I’ve struggled with Rheumatoid Disease for over 30 years. I’ve tried a lot of things. Here are some of the things that have helped me.

  • Meditation. It’s not nearly as exotic or hard as it sounds. It helps with pain management, depression and anxiety. I find that stress is one of my biggest triggers for a RD flare. Meditation is my “go to” when it comes to stress and anxiety. Although I think taking a class works best, it’s easy to find lots of YouTube videos and free apps that will lead you through it. (I love my teacher Aleeze Moss’s videos)
  • Floating. Unfortunately, floating centers are not available everywhere. I am lucky to have one close by. Floating is getting into a tank of super saturated Magnesium Chloride Solution (Epson Salt). It makes you so buoyant, you can’t sink. You can turn off the lights or music if you want complete sensory deprivation. You can even just fall asleep. Most people go because it feels a lot like meditation. I go for that and in addition, soaking your entire body in Epsom Salt for 60-90 minutes pulls all the inflammation out of my body. I feel better for days! (I use Float SNJ here in South Jersey)
  • Aqua Therapy. I joined a local hospital associated gym that offers physical therapy in a warm water pool. I grab a floatation noodle and just putter around in the warm water. It loosens my stiff joints and just feels good. (I use Virtua Health just around the corner)
  • Dietary Supplements. Not all things “Natural” are safe. Dietary supplements are not regulated by the FDA and can pretty much contain anything or nothing. They have side effects just like tradition pharmaceuticals and some can even be life threatening. Check with your doctor of pharmacist before starting and please never take more than the recommended dosage. With that said, I take Tumeric, Krill Oil, Vit. D and B12. They can’t hurt and they might help. CBD oil is very hot right now too.
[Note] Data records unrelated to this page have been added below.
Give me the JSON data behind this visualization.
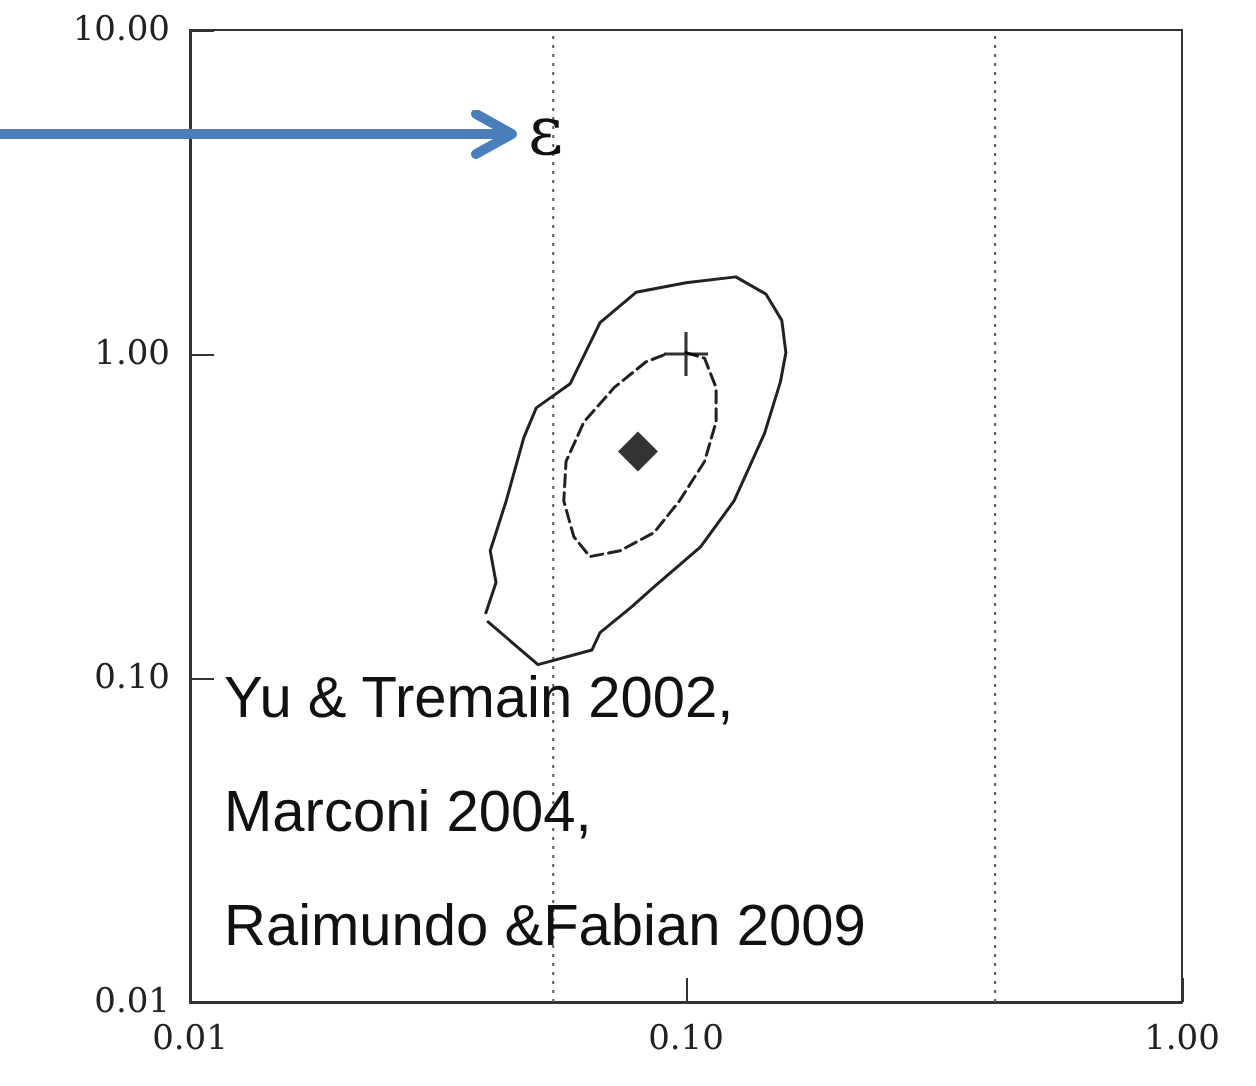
{
  "chart_data": {
    "type": "line",
    "log": "xy",
    "grid": false,
    "xlim": [
      0.01,
      1
    ],
    "xticks": [
      {
        "value": 0.01,
        "label": "0.01"
      },
      {
        "value": 0.1,
        "label": "0.10"
      },
      {
        "value": 1,
        "label": "1.00"
      }
    ],
    "ylim": [
      0.01,
      10
    ],
    "yticks": [
      {
        "value": 0.01,
        "label": "0.01"
      },
      {
        "value": 0.1,
        "label": "0.10"
      },
      {
        "value": 1,
        "label": "1.00"
      },
      {
        "value": 10,
        "label": "10.00"
      }
    ],
    "series": [
      {
        "color": "#222222",
        "line_style": "solid",
        "marker": "none",
        "x": [
          0.0395,
          0.0414,
          0.0403,
          0.0434,
          0.0471,
          0.0499,
          0.0584,
          0.0671,
          0.0793,
          0.1,
          0.126,
          0.145,
          0.156,
          0.159,
          0.155,
          0.144,
          0.125,
          0.107,
          0.0862,
          0.0778,
          0.0671,
          0.0646,
          0.0503,
          0.0399
        ],
        "values": [
          0.159,
          0.197,
          0.247,
          0.352,
          0.552,
          0.682,
          0.809,
          1.25,
          1.55,
          1.66,
          1.73,
          1.53,
          1.27,
          1.01,
          0.82,
          0.569,
          0.352,
          0.254,
          0.191,
          0.166,
          0.138,
          0.122,
          0.11,
          0.149
        ]
      },
      {
        "color": "#222222",
        "line_style": "dashed",
        "marker": "none",
        "x": [
          0.1,
          0.109,
          0.115,
          0.115,
          0.109,
          0.097,
          0.0862,
          0.0736,
          0.064,
          0.0594,
          0.0567,
          0.0573,
          0.0623,
          0.0716,
          0.083,
          0.0912
        ],
        "values": [
          1.01,
          0.97,
          0.787,
          0.618,
          0.466,
          0.352,
          0.281,
          0.247,
          0.237,
          0.273,
          0.352,
          0.466,
          0.618,
          0.787,
          0.945,
          1.0
        ]
      },
      {
        "type": "scatter",
        "color": "#000000",
        "marker": "diamond",
        "x": [
          0.08
        ],
        "values": [
          0.5
        ]
      },
      {
        "type": "scatter",
        "color": "#000000",
        "marker": "cross",
        "x": [
          0.1
        ],
        "values": [
          1.0
        ]
      }
    ],
    "ref_lines": [
      {
        "axis": "x",
        "value": 0.054,
        "label": null,
        "line_style": "dotted",
        "color": "#555555"
      },
      {
        "axis": "x",
        "value": 0.42,
        "label": null,
        "line_style": "dotted",
        "color": "#555555"
      }
    ],
    "annotations": [
      "ε",
      "Yu & Tremain 2002, Marconi 2004, Raimundo &Fabian 2009"
    ]
  }
}
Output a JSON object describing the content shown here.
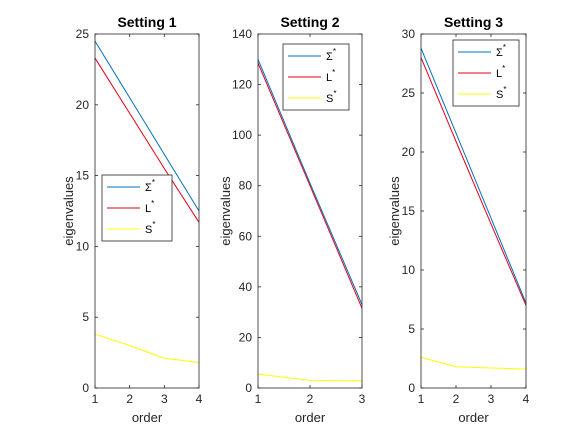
{
  "chart_data": [
    {
      "type": "line",
      "title": "Setting 1",
      "xlabel": "order",
      "ylabel": "eigenvalues",
      "x": [
        1,
        2,
        3,
        4
      ],
      "xlim": [
        1,
        4
      ],
      "ylim": [
        0,
        25
      ],
      "xticks": [
        1,
        2,
        3,
        4
      ],
      "yticks": [
        0,
        5,
        10,
        15,
        20,
        25
      ],
      "legend_position": "middle-left",
      "series": [
        {
          "name": "Σ*",
          "base": "Σ",
          "sup": "*",
          "color": "#0072BD",
          "values": [
            24.5,
            20.5,
            16.5,
            12.5
          ]
        },
        {
          "name": "L*",
          "base": "L",
          "sup": "*",
          "color": "#E6001A",
          "values": [
            23.3,
            19.4,
            15.5,
            11.7
          ]
        },
        {
          "name": "S*",
          "base": "S",
          "sup": "*",
          "color": "#FFFF00",
          "values": [
            3.8,
            3.0,
            2.1,
            1.8
          ]
        }
      ]
    },
    {
      "type": "line",
      "title": "Setting 2",
      "xlabel": "order",
      "ylabel": "eigenvalues",
      "x": [
        1,
        2,
        3
      ],
      "xlim": [
        1,
        3
      ],
      "ylim": [
        0,
        140
      ],
      "xticks": [
        1,
        2,
        3
      ],
      "yticks": [
        0,
        20,
        40,
        60,
        80,
        100,
        120,
        140
      ],
      "legend_position": "top-right",
      "series": [
        {
          "name": "Σ*",
          "base": "Σ",
          "sup": "*",
          "color": "#0072BD",
          "values": [
            130,
            81,
            33
          ]
        },
        {
          "name": "L*",
          "base": "L",
          "sup": "*",
          "color": "#E6001A",
          "values": [
            128.5,
            80,
            31.5
          ]
        },
        {
          "name": "S*",
          "base": "S",
          "sup": "*",
          "color": "#FFFF00",
          "values": [
            5.5,
            3.0,
            2.8
          ]
        }
      ]
    },
    {
      "type": "line",
      "title": "Setting 3",
      "xlabel": "order",
      "ylabel": "eigenvalues",
      "x": [
        1,
        2,
        3,
        4
      ],
      "xlim": [
        1,
        4
      ],
      "ylim": [
        0,
        30
      ],
      "xticks": [
        1,
        2,
        3,
        4
      ],
      "yticks": [
        0,
        5,
        10,
        15,
        20,
        25,
        30
      ],
      "legend_position": "top-right",
      "series": [
        {
          "name": "Σ*",
          "base": "Σ",
          "sup": "*",
          "color": "#0072BD",
          "values": [
            28.8,
            21.6,
            14.4,
            7.2
          ]
        },
        {
          "name": "L*",
          "base": "L",
          "sup": "*",
          "color": "#E6001A",
          "values": [
            28.0,
            20.9,
            13.9,
            7.0
          ]
        },
        {
          "name": "S*",
          "base": "S",
          "sup": "*",
          "color": "#FFFF00",
          "values": [
            2.6,
            1.8,
            1.7,
            1.6
          ]
        }
      ]
    }
  ]
}
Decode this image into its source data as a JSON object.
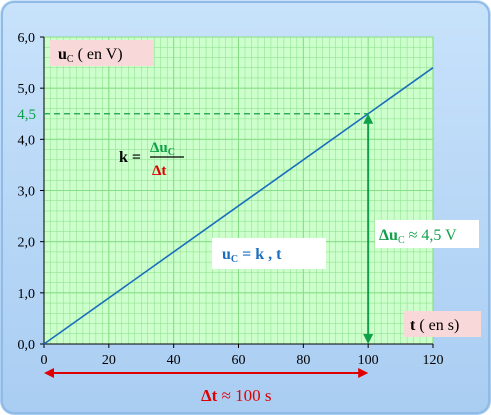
{
  "chart_data": {
    "type": "line",
    "xlim": [
      0,
      120
    ],
    "ylim": [
      0,
      6
    ],
    "x_major_step": 20,
    "x_minor_step": 2,
    "y_major_step": 1,
    "y_minor_step": 0.2,
    "x_tick_labels": [
      "0",
      "20",
      "40",
      "60",
      "80",
      "100",
      "120"
    ],
    "y_tick_labels": [
      "0,0",
      "1,0",
      "2,0",
      "3,0",
      "4,0",
      "5,0",
      "6,0"
    ],
    "series": [
      {
        "x": [
          0,
          120
        ],
        "y": [
          0,
          5.4
        ]
      }
    ],
    "grid": true,
    "colors": {
      "plot_bg": "#ccffcc",
      "grid": "#88dd88",
      "line": "#1a6ebd",
      "green": "#11a04a",
      "red": "#e00000",
      "label_box": "#f8d8d8",
      "frame_bg": "#bcd8f8"
    }
  },
  "labels": {
    "ylabel_main": "u",
    "ylabel_sub": "C",
    "ylabel_unit": " ( en V)",
    "xlabel_main": "t",
    "xlabel_unit": " ( en s)",
    "k_eq_lhs": "k =",
    "k_num_delta": "Δu",
    "k_num_sub": "C",
    "k_den": "Δt",
    "uc_eq_main": "u",
    "uc_eq_sub": "C",
    "uc_eq_rest": " = k , t",
    "delta_u_main": "Δu",
    "delta_u_sub": "C",
    "delta_u_rest": " ≈ 4,5 V",
    "y_marker_label": "4,5",
    "delta_t": "Δt",
    "delta_t_rest": " ≈ 100 s"
  },
  "annotations": {
    "y_marker_value": 4.5,
    "x_marker_value": 100
  }
}
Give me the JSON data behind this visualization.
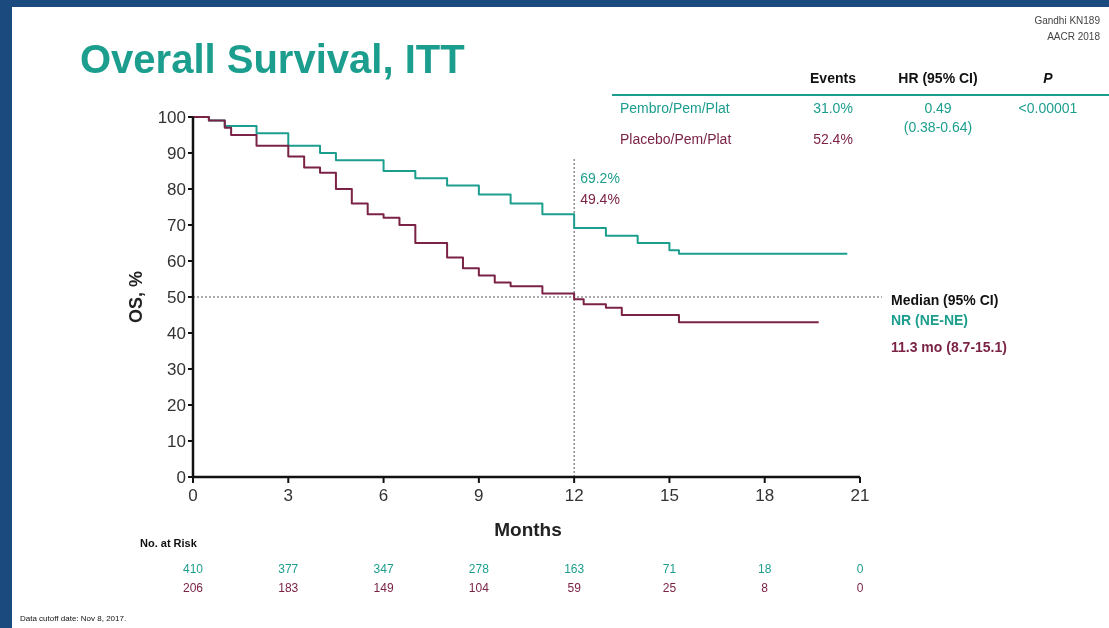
{
  "chart_data": {
    "type": "step",
    "title": "Overall Survival, ITT",
    "xlabel": "Months",
    "ylabel": "OS, %",
    "xlim": [
      0,
      21
    ],
    "xticks": [
      0,
      3,
      6,
      9,
      12,
      15,
      18,
      21
    ],
    "ylim": [
      0,
      100
    ],
    "yticks": [
      0,
      10,
      20,
      30,
      40,
      50,
      60,
      70,
      80,
      90,
      100
    ],
    "grid": false,
    "legend": "top right",
    "marker": "none",
    "line_style": "solid",
    "series": [
      {
        "name": "Pembro/Pem/Plat",
        "color": "#1c9e8e",
        "x": [
          0,
          0.5,
          1,
          2,
          3,
          4,
          4.5,
          6,
          7,
          8,
          9,
          10,
          11,
          12,
          13,
          14,
          15,
          15.3,
          20.6
        ],
        "values": [
          100,
          99,
          97.5,
          95.5,
          92,
          90,
          88,
          85,
          83,
          81,
          78.5,
          76,
          73,
          69.2,
          67,
          65,
          63,
          62,
          62
        ]
      },
      {
        "name": "Placebo/Pem/Plat",
        "color": "#7b2346",
        "x": [
          0,
          0.5,
          1,
          1.2,
          2,
          3,
          3.5,
          4,
          4.5,
          5,
          5.5,
          6,
          6.5,
          7,
          8,
          8.5,
          9,
          9.5,
          10,
          11,
          12,
          12.3,
          13,
          13.5,
          15.3,
          19.7
        ],
        "values": [
          100,
          99,
          97,
          95,
          92,
          89,
          86,
          84.5,
          80,
          76,
          73,
          72,
          70,
          65,
          61,
          58,
          56,
          54,
          53,
          51,
          49.4,
          48,
          47,
          45,
          43,
          43
        ]
      }
    ],
    "ref_lines": [
      {
        "axis": "y",
        "value": 50,
        "line_style": "dotted",
        "color": "#555555"
      },
      {
        "axis": "x",
        "value": 12,
        "line_style": "dotted",
        "color": "#555555"
      }
    ],
    "annotations": [
      "69.2%",
      "49.4%",
      "Gandhi KN189",
      "AACR 2018",
      "Events",
      "HR (95% CI)",
      "P",
      "31.0%",
      "52.4%",
      "0.49",
      "(0.38-0.64)",
      "<0.00001",
      "Median (95% CI)",
      "NR (NE-NE)",
      "11.3 mo (8.7-15.1)",
      "No. at Risk",
      "410",
      "377",
      "347",
      "278",
      "163",
      "71",
      "18",
      "0",
      "206",
      "183",
      "149",
      "104",
      "59",
      "25",
      "8",
      "0",
      "Data cutoff date: Nov 8, 2017."
    ]
  }
}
It’s a complicated subject and may be a good subject for another blog post.
  • You might benefit from using a cane. I have fallen several times and a cane gives me more stability. Walking in the city or any uneven area is a fall waiting to happen for me. I hated using it at first. I felt like the whole world was watching me. I searched for a long while and found an incredibly cool cane on Etsy. Now people don’t ask why I am using the cane, they just say Wow, where did you find that amazing cane?

Own It.  I got in an elevator a few months back with what appeared to be a professional businessman. He made a comment about me taking the elevator up just one flight. I guess he was in a hurry to get to work on the tenth floor and seeing that I am a bit overweight, he probably just assumed I was just being lazy. I immediately responded that I have Rheumatoid Disease and the pain and stiffness are at their worst early in the morning. He quickly changed his attitude and murmured that he was only joking. Not all diseases can be easily seen. Speak up!  I hope that man will think twice before he makes a comment like that again and it made me feel good to break it down for him!